By Rebecca Johnson, Preservation Technician and Offsite Coordinator
Almost every museum has offsite storage. As museum collections continue to grow, more spaces are needed to store all of the artifacts; this usually means finding a second, third or fourth location. In Washington, DC where real estate for storage is extremely expensive, some of the Postal Museum’s storage facilities are often miles away from the museum in industrial areas where square footage is more affordable; this is when it’s called “offsite storage”. With a collection containing items such as large, motorized vehicles and heavy industrial machinery, it’s easy to run out of space quickly. All of the objects stored in these offsite locations are treated with the same standard of care as those stored at the museum. We even have space for staff to work at these offsite storage facilities where they monitor, maintain and improve storage conditions. Offsite storage is managed by the preservation department, but all collections staff and curators have full access to the spaces and artifacts.
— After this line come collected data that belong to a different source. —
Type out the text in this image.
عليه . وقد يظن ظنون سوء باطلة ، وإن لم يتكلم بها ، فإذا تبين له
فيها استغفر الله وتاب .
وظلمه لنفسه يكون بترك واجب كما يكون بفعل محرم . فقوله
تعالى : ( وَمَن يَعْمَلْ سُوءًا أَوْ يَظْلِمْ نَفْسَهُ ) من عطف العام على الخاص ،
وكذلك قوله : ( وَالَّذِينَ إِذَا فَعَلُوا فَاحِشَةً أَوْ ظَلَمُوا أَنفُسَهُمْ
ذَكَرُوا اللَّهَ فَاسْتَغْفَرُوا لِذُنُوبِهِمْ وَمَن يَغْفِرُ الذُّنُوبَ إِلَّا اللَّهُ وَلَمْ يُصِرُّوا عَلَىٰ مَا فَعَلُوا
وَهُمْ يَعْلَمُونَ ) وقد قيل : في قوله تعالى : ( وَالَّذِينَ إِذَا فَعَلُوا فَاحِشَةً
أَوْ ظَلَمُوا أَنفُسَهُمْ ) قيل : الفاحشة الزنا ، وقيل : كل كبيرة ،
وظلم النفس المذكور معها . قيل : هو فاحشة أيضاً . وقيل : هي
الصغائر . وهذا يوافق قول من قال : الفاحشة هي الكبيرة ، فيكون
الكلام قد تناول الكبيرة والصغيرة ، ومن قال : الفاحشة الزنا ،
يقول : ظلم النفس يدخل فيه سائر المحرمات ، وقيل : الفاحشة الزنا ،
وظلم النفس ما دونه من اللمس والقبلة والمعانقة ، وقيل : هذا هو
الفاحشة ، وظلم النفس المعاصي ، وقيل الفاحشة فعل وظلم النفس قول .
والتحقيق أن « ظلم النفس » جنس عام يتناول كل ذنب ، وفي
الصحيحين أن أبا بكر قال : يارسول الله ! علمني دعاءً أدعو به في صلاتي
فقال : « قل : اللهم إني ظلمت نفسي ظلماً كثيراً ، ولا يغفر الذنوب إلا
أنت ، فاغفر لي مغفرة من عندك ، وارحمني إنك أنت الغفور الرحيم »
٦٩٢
On any given day, you can find Postal Museum staff hard at work, protecting the artifacts at our offsite storage facilities. With the help of grants, we have been able to crate almost all of our oversized objects for their long term preservation. We also work on building micro-environments for some of the small objects for preservation purposes. The staff works out there to update the museum database and take photographs of all objects stored offsite. Offsite is also a great place for some of our larger donations to be processed (surveyed, cleaned, rehoused, and photographed) because of the sheer quantity of objects, without being in the way of other staff members.
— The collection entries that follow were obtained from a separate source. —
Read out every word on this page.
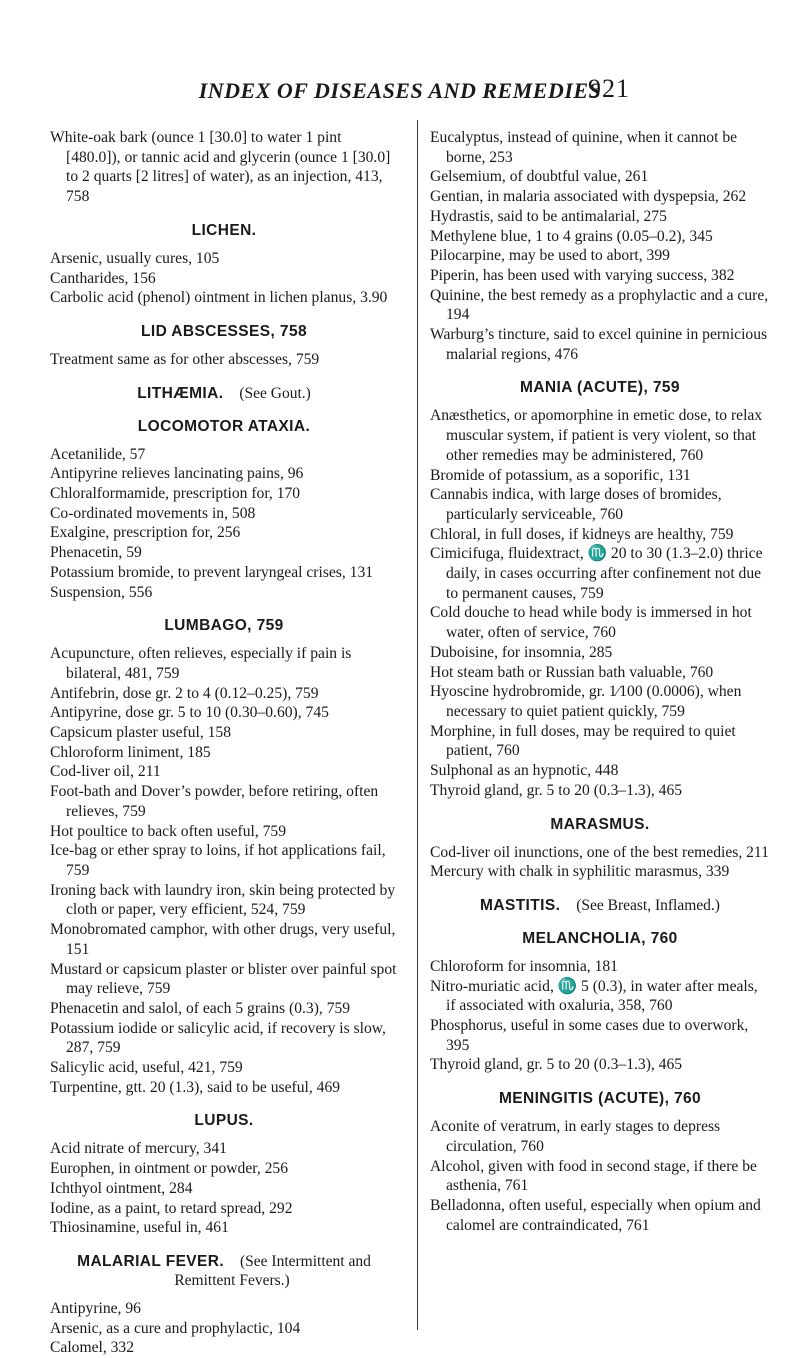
INDEX OF DISEASES AND REMEDIES
921
White-oak bark (ounce 1 [30.0] to water 1 pint [480.0]), or tannic acid and glycerin (ounce 1 [30.0] to 2 quarts [2 litres] of water), as an injection, 413, 758
LICHEN.
Arsenic, usually cures, 105
Cantharides, 156
Carbolic acid (phenol) ointment in lichen planus, 3.90
LID ABSCESSES, 758
Treatment same as for other abscesses, 759
LITHÆMIA.  (See Gout.)
LOCOMOTOR ATAXIA.
Acetanilide, 57
Antipyrine relieves lancinating pains, 96
Chloralformamide, prescription for, 170
Co-ordinated movements in, 508
Exalgine, prescription for, 256
Phenacetin, 59
Potassium bromide, to prevent laryngeal crises, 131
Suspension, 556
LUMBAGO, 759
Acupuncture, often relieves, especially if pain is bilateral, 481, 759
Antifebrin, dose gr. 2 to 4 (0.12–0.25), 759
Antipyrine, dose gr. 5 to 10 (0.30–0.60), 745
Capsicum plaster useful, 158
Chloroform liniment, 185
Cod-liver oil, 211
Foot-bath and Dover’s powder, before retiring, often relieves, 759
Hot poultice to back often useful, 759
Ice-bag or ether spray to loins, if hot applications fail, 759
Ironing back with laundry iron, skin being protected by cloth or paper, very efficient, 524, 759
Monobromated camphor, with other drugs, very useful, 151
Mustard or capsicum plaster or blister over painful spot may relieve, 759
Phenacetin and salol, of each 5 grains (0.3), 759
Potassium iodide or salicylic acid, if recovery is slow, 287, 759
Salicylic acid, useful, 421, 759
Turpentine, gtt. 20 (1.3), said to be useful, 469
LUPUS.
Acid nitrate of mercury, 341
Europhen, in ointment or powder, 256
Ichthyol ointment, 284
Iodine, as a paint, to retard spread, 292
Thiosinamine, useful in, 461
MALARIAL FEVER.  (See Intermittent and Remittent Fevers.)
Antipyrine, 96
Arsenic, as a cure and prophylactic, 104
Calomel, 332
Eucalyptus, instead of quinine, when it cannot be borne, 253
Gelsemium, of doubtful value, 261
Gentian, in malaria associated with dyspepsia, 262
Hydrastis, said to be antimalarial, 275
Methylene blue, 1 to 4 grains (0.05–0.2), 345
Pilocarpine, may be used to abort, 399
Piperin, has been used with varying success, 382
Quinine, the best remedy as a prophylactic and a cure, 194
Warburg’s tincture, said to excel quinine in pernicious malarial regions, 476
MANIA (ACUTE), 759
Anæsthetics, or apomorphine in emetic dose, to relax muscular system, if patient is very violent, so that other remedies may be administered, 760
Bromide of potassium, as a soporific, 131
Cannabis indica, with large doses of bromides, particularly serviceable, 760
Chloral, in full doses, if kidneys are healthy, 759
Cimicifuga, fluidextract, ♏ 20 to 30 (1.3–2.0) thrice daily, in cases occurring after confinement not due to permanent causes, 759
Cold douche to head while body is immersed in hot water, often of service, 760
Duboisine, for insomnia, 285
Hot steam bath or Russian bath valuable, 760
Hyoscine hydrobromide, gr. 1⁄100 (0.0006), when necessary to quiet patient quickly, 759
Morphine, in full doses, may be required to quiet patient, 760
Sulphonal as an hypnotic, 448
Thyroid gland, gr. 5 to 20 (0.3–1.3), 465
MARASMUS.
Cod-liver oil inunctions, one of the best remedies, 211
Mercury with chalk in syphilitic marasmus, 339
MASTITIS.  (See Breast, Inflamed.)
MELANCHOLIA, 760
Chloroform for insomnia, 181
Nitro-muriatic acid, ♏ 5 (0.3), in water after meals, if associated with oxaluria, 358, 760
Phosphorus, useful in some cases due to overwork, 395
Thyroid gland, gr. 5 to 20 (0.3–1.3), 465
MENINGITIS (ACUTE), 760
Aconite of veratrum, in early stages to depress circulation, 760
Alcohol, given with food in second stage, if there be asthenia, 761
Belladonna, often useful, especially when opium and calomel are contraindicated, 761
Other random projects that have been known to happen at one of these many offsite storage spaces include picking the lock on a safe to see if anything is inside, and repairing a flat tire on a bicycle. The Postal Museum staff has also opened up old crates from previous decades to check on the objects and sometimes rehouse the objects if necessary. There are regular inventories of offsite storage spaces to make sure every object is accounted for in the museum’s database. We are grateful that these storage facilities allow us to keep acquiring additional artifacts to interpret philatelic themes and the history of U.S. postal operations.